The New York Times reported last night that Donald Trump Jr. agreed to meet with a Kremlin-connected Russian lawyer following an enticing email. The message reportedly said if he agreed to meet the attorney, she could provide compromising information about Hillary Clinton, as part of the Russian government's effort to help elect his father.
The report sent shockwaves through the political world -- it pointed to evidence of the Trump campaign attempting to collude with Russia during its attack on the United States -- but we hadn't seen the specific emails. Perhaps the language was more benign than the account from the Times' sources?
Donald Trump Jr. on Tuesday tweeted his email chain showing him making plans to meet with a Russian attorney said to have damaging information about Hillary Clinton during the 2016 presidential election.The email exchange shows an acquaintance with ties to Russia, music publicist Rob Goldstone, telling the son of then-candidate Donald Trump last year that the attorney has "information that would incriminate Hillary and her dealings with Russia and would be very useful to your father."
The New York Times, which obtained the emails before the tweets, noted that the emails went on to tell Trump Jr., "This is obviously very high level and sensitive information but is part of Russia and its government's support for Mr. Trump."
The candidate's son responded soon after, "If it's what you say I love it especially later in the summer."
The meeting between Trump, Jared Kushner, Paul Manafort, and Natalia Veselnitskaya was then arranged for June 9 -- just six days after the original email.

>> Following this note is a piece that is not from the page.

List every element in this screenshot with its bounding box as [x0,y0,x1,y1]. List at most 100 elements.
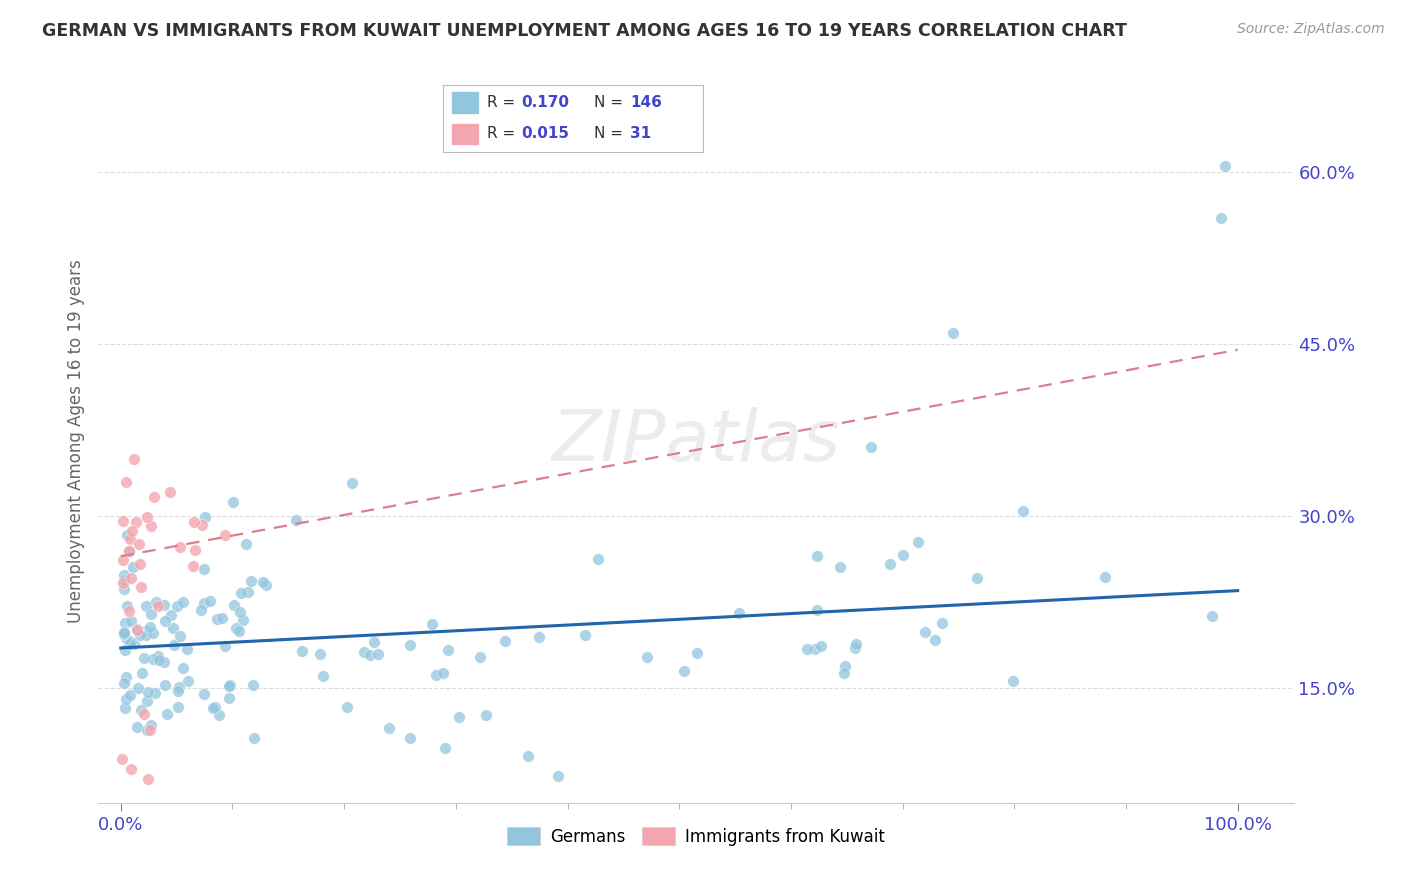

The specific language is tough to defend. Told that the Russian government wanted to share "very high level and sensitive information" with the Trump campaign, Trump Jr. and his associates probably should've called the FBI. Instead, they welcomed the opportunity to collude with a foreign adversary during its intervention in our political system.
In an unintentionally amusing twist, Trump Jr., who put images of the emails on Twitter this morning, said he was releasing the exchange "to be totally transparent." There may be some confusion on his part as to what "transparency" means.
Donald Trump Jr. initially said he hadn't spoken to any Russian nationals during the campaign. Then he said he changed his story, saying he attended a meeting, but it was about adoption policy. Then he changed his story again, saying he hoped to acquire campaign dirt, but was disappointed by what he'd been offered.
Then, asked for comment about emails the New York Times had already obtained and was poised to publish, Trump Jr. decided to tweet the materials himself.
If he thinks this is an example of being "totally transparent," he's very confused.